Additional trigger foods include chocolate, coffee, rich gravies and sauces, and large meals in general.
In addition to these common foods, many people have their own specific trigger food that causes them to have heartburn. For example, one of my patients has severe heartburn whenever she eats a banana, especially one that is ripe or overripe.
Other people may have heartburn after dairy foods, chili sauce or red peppers, or gassy drinks like soda or sparkling water that cause burping. Excess air in the stomach can be relieved by burping, and when the air leaves the stomach to go up into the esophagus and out through the mouth you can carry a little bit of acid with it that leads to reflux symptoms.
Acid reflux medications
Why do so many people have trouble treating heartburn and other symptoms using medications?

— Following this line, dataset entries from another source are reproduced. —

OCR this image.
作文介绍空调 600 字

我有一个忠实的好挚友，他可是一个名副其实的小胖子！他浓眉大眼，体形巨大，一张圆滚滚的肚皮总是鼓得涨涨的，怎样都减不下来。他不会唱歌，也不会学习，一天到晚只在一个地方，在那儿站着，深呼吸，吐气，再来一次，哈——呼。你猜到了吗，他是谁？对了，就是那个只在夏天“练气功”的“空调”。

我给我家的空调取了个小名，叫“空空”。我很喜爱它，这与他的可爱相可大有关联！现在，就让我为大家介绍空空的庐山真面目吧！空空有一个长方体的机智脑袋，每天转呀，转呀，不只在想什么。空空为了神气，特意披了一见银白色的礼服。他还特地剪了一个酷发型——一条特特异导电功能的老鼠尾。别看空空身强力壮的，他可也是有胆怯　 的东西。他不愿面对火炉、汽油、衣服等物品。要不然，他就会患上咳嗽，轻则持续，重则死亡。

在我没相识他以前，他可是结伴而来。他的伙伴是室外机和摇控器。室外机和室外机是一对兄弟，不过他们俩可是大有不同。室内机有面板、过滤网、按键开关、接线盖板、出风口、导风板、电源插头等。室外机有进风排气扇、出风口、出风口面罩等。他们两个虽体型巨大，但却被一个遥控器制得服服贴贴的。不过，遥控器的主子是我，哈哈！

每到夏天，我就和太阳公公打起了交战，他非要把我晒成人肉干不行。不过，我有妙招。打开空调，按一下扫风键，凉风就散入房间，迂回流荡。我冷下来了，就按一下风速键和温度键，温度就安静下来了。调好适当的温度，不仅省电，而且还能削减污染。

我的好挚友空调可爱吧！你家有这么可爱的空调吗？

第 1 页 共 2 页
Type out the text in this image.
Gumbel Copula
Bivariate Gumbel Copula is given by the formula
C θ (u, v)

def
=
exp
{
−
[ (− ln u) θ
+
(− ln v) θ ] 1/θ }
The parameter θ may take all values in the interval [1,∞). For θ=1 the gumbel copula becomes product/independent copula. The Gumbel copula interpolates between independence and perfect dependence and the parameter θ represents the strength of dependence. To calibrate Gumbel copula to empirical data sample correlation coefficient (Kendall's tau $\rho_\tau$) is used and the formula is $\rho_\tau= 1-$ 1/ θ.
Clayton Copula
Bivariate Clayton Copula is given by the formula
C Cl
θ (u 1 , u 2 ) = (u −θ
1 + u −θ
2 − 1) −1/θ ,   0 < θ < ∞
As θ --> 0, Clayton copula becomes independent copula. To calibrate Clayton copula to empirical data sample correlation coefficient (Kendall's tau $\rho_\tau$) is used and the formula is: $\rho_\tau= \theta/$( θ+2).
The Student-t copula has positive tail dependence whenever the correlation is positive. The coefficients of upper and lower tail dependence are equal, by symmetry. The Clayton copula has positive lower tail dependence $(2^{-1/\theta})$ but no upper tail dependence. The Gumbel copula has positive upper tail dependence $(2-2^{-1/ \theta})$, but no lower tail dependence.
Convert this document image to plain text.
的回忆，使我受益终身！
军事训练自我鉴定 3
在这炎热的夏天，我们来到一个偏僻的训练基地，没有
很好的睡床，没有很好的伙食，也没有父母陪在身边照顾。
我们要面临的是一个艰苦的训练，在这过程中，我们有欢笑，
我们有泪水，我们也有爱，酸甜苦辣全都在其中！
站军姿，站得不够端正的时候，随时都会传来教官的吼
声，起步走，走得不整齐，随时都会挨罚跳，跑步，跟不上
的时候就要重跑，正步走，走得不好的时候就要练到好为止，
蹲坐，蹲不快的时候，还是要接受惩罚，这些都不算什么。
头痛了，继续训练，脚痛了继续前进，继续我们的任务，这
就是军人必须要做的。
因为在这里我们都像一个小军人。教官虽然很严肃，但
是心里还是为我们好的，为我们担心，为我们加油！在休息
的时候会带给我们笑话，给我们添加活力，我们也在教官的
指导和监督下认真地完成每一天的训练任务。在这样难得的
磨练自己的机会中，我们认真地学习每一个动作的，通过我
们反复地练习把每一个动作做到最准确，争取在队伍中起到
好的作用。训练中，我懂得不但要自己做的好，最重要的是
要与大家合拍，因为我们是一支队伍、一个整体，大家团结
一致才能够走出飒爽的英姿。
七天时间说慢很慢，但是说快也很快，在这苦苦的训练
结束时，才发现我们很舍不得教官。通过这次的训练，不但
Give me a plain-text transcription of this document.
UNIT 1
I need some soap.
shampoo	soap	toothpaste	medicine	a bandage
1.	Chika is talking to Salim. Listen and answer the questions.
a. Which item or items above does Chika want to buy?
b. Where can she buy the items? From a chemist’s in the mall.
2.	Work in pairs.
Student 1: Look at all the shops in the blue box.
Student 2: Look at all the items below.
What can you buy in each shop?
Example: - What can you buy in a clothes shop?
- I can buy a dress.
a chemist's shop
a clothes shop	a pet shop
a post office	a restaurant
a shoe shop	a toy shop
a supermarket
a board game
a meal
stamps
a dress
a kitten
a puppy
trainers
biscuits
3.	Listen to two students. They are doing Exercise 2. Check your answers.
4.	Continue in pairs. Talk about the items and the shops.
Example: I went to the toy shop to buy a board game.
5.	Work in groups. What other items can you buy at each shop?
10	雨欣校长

Taking medications for heartburn is often a lifelong proposition, and some people don’t like the idea of taking medicine every day for a long long time. For some reason patients with heartburn are more likely to feel this way then patients who are suffering from hypertension or diabetes, or patients who are much more likely to agree with a long-term treatment plan.
A second factor that determines difficulty with taking medicine is adverse side effects. Recently, some information from the medical literature suggests that acid blocking medications may cause cognitive decline, renal failure and weak bones or osteoporosis. Naturally, this information can influence how people regard their heartburn medicine.
Finally, some patients do not gain satisfactory relief from typical doses of heartburn medication and therefore are less inclined to want to take these medications on a regular basis.
This can be overcome by adjusting the medications, which may lead some patients to a referral for surgical consultation to consider surgical operations to relieve heartburn.